A looming strike at Calgary-based CPR has shone a spotlight on both the company’s productivity drive – dubbed “execution excellence” – and union resistance over a proposal for track staff to cross traditional boundaries to report for duty. Under the proposal, for instance, work crews from Saskatchewan would need to drive to Manitoba to attend to track repairs, and vice versa. Crews in Southern Ontario and Northern Ontario would cross into each other’s turf, in certain cases, as well.
While the expansion of “work territories” would give the railway greater choice in scheduling, the union is adamantly opposed to redrawing district maps because of what it views as an attack on private time.
“We would have to travel farther to go to work,” said William Brehl, president of the Teamsters Canada Rail Conference’s maintenance of way employees division.
“We can’t spend countless hours driving on our days off, driving for CP Rail virtually for free. We would get some money for gasoline, say 14 cents a kilometre, but that’s it. This plan would destroy families.”
He doesn’t want to see the establishment of seasonal, roving work crews on CPR’s Prairie, Eastern and Atlantic regions. “We say ‘no.’ Our people travel far enough as it is.”
A track maintenance worker would be paid for four 10-hour shifts, but not receive wages for two days of travel time getting to the site and back home, leaving just one day of rest, Mr.
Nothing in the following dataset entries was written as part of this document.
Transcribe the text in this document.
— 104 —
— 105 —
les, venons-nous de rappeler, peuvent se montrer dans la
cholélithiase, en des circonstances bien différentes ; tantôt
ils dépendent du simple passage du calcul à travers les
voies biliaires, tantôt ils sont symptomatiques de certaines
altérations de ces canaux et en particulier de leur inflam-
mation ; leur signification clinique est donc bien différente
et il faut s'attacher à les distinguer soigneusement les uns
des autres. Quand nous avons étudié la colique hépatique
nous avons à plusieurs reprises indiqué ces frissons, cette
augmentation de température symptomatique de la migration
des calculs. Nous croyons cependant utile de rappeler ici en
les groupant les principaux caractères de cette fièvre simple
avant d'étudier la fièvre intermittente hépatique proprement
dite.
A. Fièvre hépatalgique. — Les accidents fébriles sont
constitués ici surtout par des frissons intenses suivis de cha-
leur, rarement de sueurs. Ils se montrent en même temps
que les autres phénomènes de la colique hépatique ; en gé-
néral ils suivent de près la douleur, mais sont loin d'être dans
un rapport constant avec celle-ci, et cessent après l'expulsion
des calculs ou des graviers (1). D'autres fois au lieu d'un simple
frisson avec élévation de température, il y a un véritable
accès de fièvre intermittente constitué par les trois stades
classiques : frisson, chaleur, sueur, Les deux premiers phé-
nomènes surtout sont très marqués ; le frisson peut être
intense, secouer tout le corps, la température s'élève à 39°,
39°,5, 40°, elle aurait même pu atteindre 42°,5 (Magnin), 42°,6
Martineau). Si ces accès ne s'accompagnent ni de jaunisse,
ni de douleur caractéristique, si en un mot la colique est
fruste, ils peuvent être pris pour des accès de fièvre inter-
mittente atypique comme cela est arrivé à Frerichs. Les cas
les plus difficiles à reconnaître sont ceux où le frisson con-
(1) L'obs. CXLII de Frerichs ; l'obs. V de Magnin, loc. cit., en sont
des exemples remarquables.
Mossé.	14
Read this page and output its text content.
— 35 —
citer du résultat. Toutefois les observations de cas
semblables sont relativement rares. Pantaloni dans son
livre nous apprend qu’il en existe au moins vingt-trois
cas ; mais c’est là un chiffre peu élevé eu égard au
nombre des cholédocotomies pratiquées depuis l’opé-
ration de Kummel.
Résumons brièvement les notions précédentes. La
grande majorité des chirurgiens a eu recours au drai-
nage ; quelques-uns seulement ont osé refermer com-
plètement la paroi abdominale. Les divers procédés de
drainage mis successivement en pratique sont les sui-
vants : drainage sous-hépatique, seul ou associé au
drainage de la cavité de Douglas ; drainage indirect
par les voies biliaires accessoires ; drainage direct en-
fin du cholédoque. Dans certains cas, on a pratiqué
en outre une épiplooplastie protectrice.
Brehl complained.
The Teamsters union has issued a 72-hour strike notice, meaning that members are slated to walk off the job early tomorrow.
CPR is girding for the strike by 3,200 Teamsters members, the first walkout by maintenance staff since they took part in a 19-day CPR work stoppage in 1995 that involved other unions and crippled many freight deliveries. Union officials say they were left with watered-down job security 12 years ago.
CPR spokesman Mark Seland defended the company’s efforts to gain flexibility in scheduling track crews, saying the railway is committed to becoming more efficient.
Joe Martin, director of Canadian business history at the University of Toronto’s Rotman School of Management, said CPR has historically been at or near the bottom for efficiency among the Big Six railways in North America, and well behind industry leader Canadian National Railway Co.
“CPR is improving, but they have a long way to go,” Prof. Martin said.
CPR said it has strike contingency plans to keep freight moving, which include deferring expansion projects and other capital spending that employ 2,000 workers. Over the past two days, CPR has assigned more than 1,300 managers to fill in for 1,200 employees on day-to-day maintenance duties.
The Teamsters unit has been without a contract since Dec. 31, 2006.
No new talks are scheduled to bridge the gap on working conditions, benefits and wages, which average $42,000 a year.